Not sure it used to matter as much as we imagine. Jean Rouch, the "founding figure" in cinema vérité, considered what reality he documented as "ciné-truth," and that his role as filmmaker was to elicit possession and trance. He said that he viewed what he did as an "intolerable disorder" put upon the perfect order of his subjects' lives. He considered his work ethnofiction, and did many of the same things Alexander did: put cameras into his subjects' hands, teach them how to make movies, coached them extensively, etc. And that was in the 1950s and 60s.

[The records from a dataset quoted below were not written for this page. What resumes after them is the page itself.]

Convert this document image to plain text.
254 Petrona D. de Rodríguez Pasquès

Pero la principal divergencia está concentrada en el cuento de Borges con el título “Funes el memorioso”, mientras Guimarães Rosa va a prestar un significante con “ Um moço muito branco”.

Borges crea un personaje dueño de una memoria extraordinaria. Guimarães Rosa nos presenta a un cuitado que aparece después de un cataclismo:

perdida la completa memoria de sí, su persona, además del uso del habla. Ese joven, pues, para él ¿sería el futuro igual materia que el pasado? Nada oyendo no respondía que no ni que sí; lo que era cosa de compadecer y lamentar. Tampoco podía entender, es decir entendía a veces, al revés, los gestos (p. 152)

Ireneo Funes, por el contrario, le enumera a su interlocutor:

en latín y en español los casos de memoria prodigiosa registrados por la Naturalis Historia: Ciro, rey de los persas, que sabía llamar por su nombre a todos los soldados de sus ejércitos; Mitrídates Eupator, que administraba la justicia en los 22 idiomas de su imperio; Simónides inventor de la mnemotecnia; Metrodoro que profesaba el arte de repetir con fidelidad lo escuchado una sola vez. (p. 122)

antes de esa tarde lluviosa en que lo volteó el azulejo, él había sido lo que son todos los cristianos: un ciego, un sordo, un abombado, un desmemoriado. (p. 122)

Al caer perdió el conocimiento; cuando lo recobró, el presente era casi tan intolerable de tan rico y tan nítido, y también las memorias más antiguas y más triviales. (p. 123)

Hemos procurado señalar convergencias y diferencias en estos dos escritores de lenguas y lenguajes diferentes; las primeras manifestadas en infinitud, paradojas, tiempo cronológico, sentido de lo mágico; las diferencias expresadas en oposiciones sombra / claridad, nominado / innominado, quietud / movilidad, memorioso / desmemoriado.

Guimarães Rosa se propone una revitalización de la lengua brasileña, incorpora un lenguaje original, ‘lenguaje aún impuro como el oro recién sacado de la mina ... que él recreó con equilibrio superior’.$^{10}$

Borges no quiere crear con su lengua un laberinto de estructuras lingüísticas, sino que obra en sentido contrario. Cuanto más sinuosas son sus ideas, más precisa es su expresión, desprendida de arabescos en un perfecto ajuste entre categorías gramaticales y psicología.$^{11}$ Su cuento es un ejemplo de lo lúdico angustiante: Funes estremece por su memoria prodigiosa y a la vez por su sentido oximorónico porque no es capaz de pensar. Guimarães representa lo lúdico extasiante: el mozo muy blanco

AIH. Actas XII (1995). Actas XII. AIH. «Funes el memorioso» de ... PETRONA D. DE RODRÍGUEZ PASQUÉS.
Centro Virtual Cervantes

So in a way, Alexander is harkening to some older ideas about the genre of documentary cinema, ones lost by a yearning to access unmediated realities (which is, of course, the big paradox). I can't imagine any documentary that has so much reality in the final project anyway, when the shooting ratio of docs is so high and the process of building the story through careful editing. Instead of rejecting ethical conventions, I find this invocation (and dismissal) of the fly trope to be an ethical stand: one that both involves subjects in the filmmaking project and is upfront about the artificiality of the production.
Personally, I'm much more interested in this approach than in the idealism of the invisible, panoptic observer.
Most people "hanging on so much to film" know that most people don't care about it. That's because most people aren't making movies. They also don't care if the filmmaker used tungsten or fluorescent or led, or a Sony, Panasonic, Canon, or a Nikon for their low-budget short. These are debates for specialists in a discipline. Of course people outside don't care.
You know why doing a short film in Super 8 would appeal to someone today when digital is clearly a better, cheaper, and more flexible medium? Because it is a creative challenge and filmmakers are artists and some of us have always had the benefit of digital and didn't have to "suffer" through low-fi, sync sound filmmaking that forced you to change storage every two minutes and cost a bunch of money. Maybe trying something like that is enough? Like, while some of us work in production companies, we still like the joy that comes with creating something new with a new, limited tool?
If we got rid of everything that didn't matter to "regular" people, we wouldn't have anything left.